In software engineering, service virtualization or service virtualisation is a method to emulate the behavior of specific components in heterogeneous component-based applications such as API-driven applications, cloud-based applications and service-oriented architectures.
It is used to provide software development and QA/testing teams access to dependent system components that are needed to exercise an application under test (AUT), but are unavailable or difficult-to-access for development and testing purposes. With the behavior of the dependent components "virtualized", testing and development can proceed without accessing the actual live components.
Service virtualization is recognized by vendors, industry analysts, and industry publications as being different than mocking. See here for a Comparison of API simulation tools.

==Overview==
Service virtualization emulates the behavior of software components to remove dependency constraints on development and testing teams. Such constraints occur in complex, interdependent environments when a component connected to the application under test is:
- Not yet completed
- Still evolving
- Controlled by a third-party or partner
- Available for testing only in limited capacity or at inconvenient times
- Difficult to provision or configure in a test environment
- Needed for simultaneous access by different teams with varied test data setup and other requirements
- Restricted or costly to use for load and performance testing

Although the term "service virtualization" reflects the technique's initial focus on virtualizing web services, service virtualization extends across all aspects of composite applications: services, databases, mainframes, ESBs, and other components that communicate using common messaging protocols. Other similar tools are called API simulators, API mocking tools, over the wire test doubles.

Service virtualization emulates only the behavior of the specific dependent components that developers or testers need to exercise in order to complete their end-to-end transactions.
Rather than virtualizing entire systems, it virtualizes only specific slices of dependent behavior critical to the execution of development and testing tasks. This provides just enough application logic so that the developers or testers get what they need without having to wait for the actual service to be completed and readily available. For instance, instead of virtualizing an entire database (and performing all associated test data management as well as setting up the database for every test session), you monitor how the application interacts with the database, then you emulate the related database behavior (the SQL queries that are passed to the database, the corresponding result sets that are returned, and so forth).

==Application==
Service virtualization involves creating and deploying a "virtual asset" that simulates the behavior of a real component which is required to exercise the application under test, but is difficult or impossible to access for development and testing purposes.

A virtual asset stands in for a dependent component by listening for requests and returning an appropriate response—with the appropriate performance. For a database, this might involve listening for a SQL statement, then returning data source rows. For a web service, this might involve listening for an XML message over HTTP, JMS, or MQ, then returning another XML message. The virtual asset's functionality and performance might reflect the actual functionality/performance of the dependent component, or it might simulate exceptional conditions (such as extreme loads or error conditions) to determine how the application under test responds under those circumstances.
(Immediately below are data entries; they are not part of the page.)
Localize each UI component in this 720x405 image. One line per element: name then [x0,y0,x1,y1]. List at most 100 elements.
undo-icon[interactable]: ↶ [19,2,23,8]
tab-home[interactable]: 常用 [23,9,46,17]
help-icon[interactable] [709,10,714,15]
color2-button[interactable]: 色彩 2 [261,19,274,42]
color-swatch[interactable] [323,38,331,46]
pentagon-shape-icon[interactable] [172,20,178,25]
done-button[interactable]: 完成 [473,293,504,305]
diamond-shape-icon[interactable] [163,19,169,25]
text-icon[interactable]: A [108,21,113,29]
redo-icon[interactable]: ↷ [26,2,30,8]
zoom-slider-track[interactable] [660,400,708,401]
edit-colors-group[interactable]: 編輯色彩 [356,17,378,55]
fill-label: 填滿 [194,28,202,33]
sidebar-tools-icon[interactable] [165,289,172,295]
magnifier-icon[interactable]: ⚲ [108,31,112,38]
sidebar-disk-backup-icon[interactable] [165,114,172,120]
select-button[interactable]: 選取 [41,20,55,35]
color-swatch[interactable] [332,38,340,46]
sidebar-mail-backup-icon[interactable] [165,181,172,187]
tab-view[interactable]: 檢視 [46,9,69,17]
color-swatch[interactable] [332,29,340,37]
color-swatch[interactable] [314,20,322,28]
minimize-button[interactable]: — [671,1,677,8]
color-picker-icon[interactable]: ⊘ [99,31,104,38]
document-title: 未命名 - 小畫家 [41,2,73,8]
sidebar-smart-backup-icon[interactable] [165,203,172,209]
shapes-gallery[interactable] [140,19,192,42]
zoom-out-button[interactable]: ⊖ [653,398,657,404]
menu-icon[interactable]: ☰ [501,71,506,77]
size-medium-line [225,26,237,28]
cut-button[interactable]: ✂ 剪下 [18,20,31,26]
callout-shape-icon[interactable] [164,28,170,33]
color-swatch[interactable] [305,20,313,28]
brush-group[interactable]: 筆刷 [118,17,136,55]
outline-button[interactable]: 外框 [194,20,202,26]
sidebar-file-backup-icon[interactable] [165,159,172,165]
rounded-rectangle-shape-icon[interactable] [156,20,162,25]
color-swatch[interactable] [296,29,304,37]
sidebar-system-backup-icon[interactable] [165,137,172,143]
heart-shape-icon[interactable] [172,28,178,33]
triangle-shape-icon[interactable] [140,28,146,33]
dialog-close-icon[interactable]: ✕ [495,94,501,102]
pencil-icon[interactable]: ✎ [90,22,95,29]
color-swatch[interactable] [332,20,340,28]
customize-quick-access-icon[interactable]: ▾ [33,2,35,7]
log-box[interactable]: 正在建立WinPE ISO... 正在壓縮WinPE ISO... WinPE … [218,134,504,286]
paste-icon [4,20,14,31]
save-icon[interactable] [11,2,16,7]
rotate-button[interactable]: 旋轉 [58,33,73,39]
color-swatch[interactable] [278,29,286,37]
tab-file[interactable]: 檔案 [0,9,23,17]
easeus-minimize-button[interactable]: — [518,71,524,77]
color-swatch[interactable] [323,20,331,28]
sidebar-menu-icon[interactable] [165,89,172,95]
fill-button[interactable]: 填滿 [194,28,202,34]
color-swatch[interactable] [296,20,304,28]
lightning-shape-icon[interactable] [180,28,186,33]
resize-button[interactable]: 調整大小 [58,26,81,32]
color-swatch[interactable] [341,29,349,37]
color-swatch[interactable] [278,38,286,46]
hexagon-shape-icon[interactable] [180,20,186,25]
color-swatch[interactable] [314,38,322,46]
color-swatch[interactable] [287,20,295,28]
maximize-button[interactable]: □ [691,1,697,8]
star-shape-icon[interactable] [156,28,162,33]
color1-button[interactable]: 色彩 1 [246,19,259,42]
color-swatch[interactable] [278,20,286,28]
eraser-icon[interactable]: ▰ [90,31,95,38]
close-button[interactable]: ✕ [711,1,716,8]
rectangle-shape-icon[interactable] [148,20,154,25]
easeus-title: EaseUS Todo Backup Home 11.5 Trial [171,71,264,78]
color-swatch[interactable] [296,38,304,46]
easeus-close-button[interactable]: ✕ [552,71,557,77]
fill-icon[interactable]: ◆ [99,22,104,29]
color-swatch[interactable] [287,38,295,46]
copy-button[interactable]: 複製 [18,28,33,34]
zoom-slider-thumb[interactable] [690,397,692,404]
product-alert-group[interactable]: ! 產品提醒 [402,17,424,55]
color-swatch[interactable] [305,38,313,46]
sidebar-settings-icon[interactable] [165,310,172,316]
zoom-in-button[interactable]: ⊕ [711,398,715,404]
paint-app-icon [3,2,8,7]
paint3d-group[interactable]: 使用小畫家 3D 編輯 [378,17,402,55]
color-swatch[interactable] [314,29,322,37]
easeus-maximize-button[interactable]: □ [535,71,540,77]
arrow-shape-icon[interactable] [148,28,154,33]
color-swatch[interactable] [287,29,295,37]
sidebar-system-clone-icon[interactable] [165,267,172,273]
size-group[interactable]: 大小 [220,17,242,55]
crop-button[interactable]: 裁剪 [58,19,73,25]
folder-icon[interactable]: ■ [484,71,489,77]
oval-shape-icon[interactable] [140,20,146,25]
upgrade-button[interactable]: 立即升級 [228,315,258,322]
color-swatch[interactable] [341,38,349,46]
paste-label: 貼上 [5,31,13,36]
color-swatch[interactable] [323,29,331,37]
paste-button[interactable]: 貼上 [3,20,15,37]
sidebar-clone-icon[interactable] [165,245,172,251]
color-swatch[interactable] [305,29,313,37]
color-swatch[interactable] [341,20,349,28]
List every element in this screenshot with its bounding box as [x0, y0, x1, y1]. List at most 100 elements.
Virtual assets are typically created by:
- Recording live communication among components as the system is exercised from the application under test (AUT)
- Providing logs representing historical communication among components
- Analyzing service interface specifications (such as a WSDL)
- Defining the behavior manually with various interface controls and data source values

They are then further configured to represent specific data, functionality, and response times.

Virtual assets are deployed locally or in the cloud (public or private). With development/test environments configured to use the virtual assets in place of dependent components, developers or testers can then exercise the application they are working on without having to wait for the dependent components to be completed or readily accessible.

Industry analysts report that service virtualization is best suited for "IT shops with significant experience with 'skipping' integration testing due to 'dependent software', and with a reasonably sophisticated test harness.

==Relation to stubbing and mocking==
An alternative approach to working around the test environment access constraints outlined in this article's introduction is for team members to develop method stubs or mock objects that substitute for dependent resources. The shortcoming of this approach became apparent in the early 2000s with the rise of Service-oriented architecture. The proliferation of Composite applications that rely on numerous dependent services, plus the rise of Agile software development following the 2001 publication of the Agile Manifesto, made it increasingly difficult for developers or testers to manually develop the number, scope, and complexity of stubs or mocks required to complete development and testing tasks for modern enterprise application development.

The first step in the evolution from stubbing to service virtualization was the technology packaged in SOA testing tools since 2002. The earliest implementations of service virtualization were designed to automate the process of developing simple stub-like emulations so that composite applications could be tested more efficiently. As enterprise systems continued to grow increasingly complex and distributed, software tool vendors shifted focus from stubbing to the more environment-focused service virtualization. While stubbing can still be completed through manual development and management of stubs, what has become known as "service virtualization" is completed by using one of the available commercial off the shelf (COTS) service virtualization technologies as a platform for the development and deployment of their "service virtualization assets".

==Agile and DevOps==
The increasing popularity of Agile software development and DevOps has created demand for a new set of tools to deliver service virtualization to communities that work in this way. Practices such as Continuous delivery and moving away from mainframe and monolith development to more distributed microservice-based architectures fit well with the capabilities of service virtualization. Agile and DevOps teams prefer to work with lightweight tools that have less accumulated bloat and no cumbersome licensing restrictions.